Slashdot Mirror

← Back to Stories (view on slashdot.org)

Ask Slashdot: Preparing For Windows XP EOL?

Posted by timothy on from the stock-up-like-y2k dept.

An anonymous reader writes "As most of us working in IT may know, Microsoft will stop supporting Windows XP on April 8th, 2014. Although this fact has been known for quite some time, XP is still relatively popular in companies and also enjoys noticeable marketshare for home users. Even ATMs are running XP and will continue to do so for some time. A lot of companies/users don't want to change because they see no additional benefit to do a costly upgrade, no reason to change a running system, and they may in some cases be right with their assumptions. So what is the best way to secure this remaining Windows XP systems? Installing the latest security patches, checking firewall status and user permissions etc. should be fairly obvious, as Microsoft Security Essentials may also not receive updates anymore, changing antivirus programs seems a sensible thing to do."

5 of 423 comments (clear)

  1. MSE by theheff · · Score: 4, Informative

    MSE will have definitions for a year after the EOL: http://blogs.technet.com/b/mmp...

  2. Install "common sense antivirus" by nctritech · · Score: 5, Informative

    Use Firefox. Keep the biggest attack vectors up to date (Adobe stuff in particular). Get rid of Java entirely unless you desperately need it; in that case, keep it up to date religiously. Use Adblock Plus (or equivalent) to block ads which sometimes carry malicious code. Don't do stupid things online. Don't run executables unless you absolutely know they're safe. Don't install pirated software since pirated software sometimes comes with lovely surprise infections. Use a limited user account for your daily activities and an administrator account only for maintenance tasks or to run software that won't work under the limited account. Always use a NAT router between the computer and the Internet, and don't run any open wireless network with that PC attached.

    It's largely just a matter of (A) don't do obviously dumb things and (B) don't run everything as an administrator in the first place. Remember that antivirus and security software is a final line of defense; everything else is basically a problem with the user's behavior or knowledge, and if you are careful and follow good security practices in the first place, you aren't at any significantly greater risk than you are now.

    One more thing: if someone really wants to break in, they will. XP or 7 or 8 or 8.1 and all the updates in the world won't matter in such a case, so my final piece of advice: don't piss anyone off that might want to come after you.
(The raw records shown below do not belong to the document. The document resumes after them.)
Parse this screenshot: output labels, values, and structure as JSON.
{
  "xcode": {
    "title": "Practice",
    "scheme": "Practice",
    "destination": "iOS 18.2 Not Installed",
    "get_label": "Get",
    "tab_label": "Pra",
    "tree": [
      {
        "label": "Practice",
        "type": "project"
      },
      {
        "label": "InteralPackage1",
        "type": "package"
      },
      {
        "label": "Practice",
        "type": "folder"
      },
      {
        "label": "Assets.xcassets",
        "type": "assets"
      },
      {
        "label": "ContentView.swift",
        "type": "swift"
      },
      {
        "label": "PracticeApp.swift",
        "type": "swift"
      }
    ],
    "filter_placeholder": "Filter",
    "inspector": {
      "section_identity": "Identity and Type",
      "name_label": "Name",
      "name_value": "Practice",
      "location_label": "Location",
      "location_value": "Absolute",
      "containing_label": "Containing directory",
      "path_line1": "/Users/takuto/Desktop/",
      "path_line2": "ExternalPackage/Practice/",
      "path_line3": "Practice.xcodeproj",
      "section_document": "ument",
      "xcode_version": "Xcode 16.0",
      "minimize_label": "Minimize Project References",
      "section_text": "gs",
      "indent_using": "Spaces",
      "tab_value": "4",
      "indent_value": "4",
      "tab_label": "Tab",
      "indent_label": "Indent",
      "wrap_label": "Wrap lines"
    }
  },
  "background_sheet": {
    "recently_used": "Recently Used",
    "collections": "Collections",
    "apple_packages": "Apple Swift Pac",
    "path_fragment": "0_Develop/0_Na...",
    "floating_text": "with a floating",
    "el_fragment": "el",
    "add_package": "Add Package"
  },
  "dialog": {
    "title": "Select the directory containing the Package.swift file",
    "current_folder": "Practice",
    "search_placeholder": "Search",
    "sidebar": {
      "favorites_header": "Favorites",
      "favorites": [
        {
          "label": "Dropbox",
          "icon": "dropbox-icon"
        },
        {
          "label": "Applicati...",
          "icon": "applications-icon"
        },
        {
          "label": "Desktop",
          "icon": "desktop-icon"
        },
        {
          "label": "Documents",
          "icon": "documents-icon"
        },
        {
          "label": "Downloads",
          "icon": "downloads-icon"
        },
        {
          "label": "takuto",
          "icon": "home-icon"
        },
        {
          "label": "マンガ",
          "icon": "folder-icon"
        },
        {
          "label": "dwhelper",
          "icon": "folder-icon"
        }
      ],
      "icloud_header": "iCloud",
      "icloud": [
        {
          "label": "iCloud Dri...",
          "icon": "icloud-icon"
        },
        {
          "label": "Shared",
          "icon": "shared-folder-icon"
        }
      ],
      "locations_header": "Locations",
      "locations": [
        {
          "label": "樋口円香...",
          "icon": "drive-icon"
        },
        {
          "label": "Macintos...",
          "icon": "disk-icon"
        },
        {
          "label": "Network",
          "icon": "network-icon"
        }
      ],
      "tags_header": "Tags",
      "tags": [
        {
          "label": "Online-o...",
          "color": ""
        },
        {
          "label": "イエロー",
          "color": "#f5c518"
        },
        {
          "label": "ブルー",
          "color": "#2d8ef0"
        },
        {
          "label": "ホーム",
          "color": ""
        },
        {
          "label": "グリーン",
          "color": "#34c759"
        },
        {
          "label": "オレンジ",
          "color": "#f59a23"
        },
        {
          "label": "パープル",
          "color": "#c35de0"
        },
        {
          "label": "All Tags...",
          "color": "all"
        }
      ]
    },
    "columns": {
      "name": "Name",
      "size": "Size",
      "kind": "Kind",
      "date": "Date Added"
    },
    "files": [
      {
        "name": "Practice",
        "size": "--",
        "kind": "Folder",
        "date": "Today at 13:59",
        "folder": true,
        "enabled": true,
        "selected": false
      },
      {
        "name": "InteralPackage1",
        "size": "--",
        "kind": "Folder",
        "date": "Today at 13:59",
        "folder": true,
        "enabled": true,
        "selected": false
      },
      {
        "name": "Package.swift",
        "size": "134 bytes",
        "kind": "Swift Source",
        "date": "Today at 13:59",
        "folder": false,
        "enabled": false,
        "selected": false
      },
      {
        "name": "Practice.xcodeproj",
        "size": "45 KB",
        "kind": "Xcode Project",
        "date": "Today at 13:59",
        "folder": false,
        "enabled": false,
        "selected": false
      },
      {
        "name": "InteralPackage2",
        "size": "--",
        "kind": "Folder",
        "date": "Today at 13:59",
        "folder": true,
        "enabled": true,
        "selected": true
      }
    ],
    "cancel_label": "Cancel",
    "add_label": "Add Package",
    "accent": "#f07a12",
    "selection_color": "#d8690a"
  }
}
  3. Relatively safe by JBMcB · · Score: 4, Informative

    There hasn't been a root exploit in XP for a couple of years now, which means if you are running as a user and not root, and you know what you are doing, XP should be fairly safe.

    1. Run as a regular user and only elevate permissions when you need to
    2. Make sure your directory permissions are locked down properly (there are guides to help you do this)
    3. Turn off all unnecessary services
    4. Run a 3rd party antivirus app - BitDefender Free is excellent
    5. Regularly run rootkit detectors and a second on-demand scanner (I use Trend Micro)
    6. Don't use IE, use Firefox with NoScript turned on
    7. Don't use Flash, Adobe Reader or Java. Use Sumatra PDF for PDF viewing.

    I keep a VM of XP around for running some old apps and reading my junk email account. I've been sent virii and all sorts of junkware, and running the above config is pretty impervious to anything thrown at me. I can revert the image to it's original state if something bad happens, and I've yet to have to do that.

    --
    My Other Computer Is A Data General Nova III.
  4. Windows SteadyState by benjymouse · · Score: 4, Informative

    Windows SteadyState from Microsoft is available for Windows XP.

    SteadyState virtualizes the OS directories transparently on the disk. File writes/updates are directed to a secluded area. You can set it to simply delete those journaled updates upon restart/signoff. Any malware will be effectively gone. Windows Update would still be possible when signing in as the SteadyState administrator (creating an updated image), but that's kind of moot at this point.

    --
    Reading slashdot one-liner: (irm http://rss.slashdot.org/Slashdot/slashdot).rdf.item | fl title,desc*
  5. Re:No problem by boristdog · · Score: 5, Informative

    At my company we have dozens of $500K+ machines that are controlled by NT 4.0 boxes, and dozens of somewhat newere $2M machines contolled by XP boxes.

    The vendor has no incentive to upgrade their software to work with a new OS, they'd rather we spend several hundred million on new equipment. And the software that controls the machines is closed and proprietary to the vendor.

    We'll still be using NT and XP in 2020.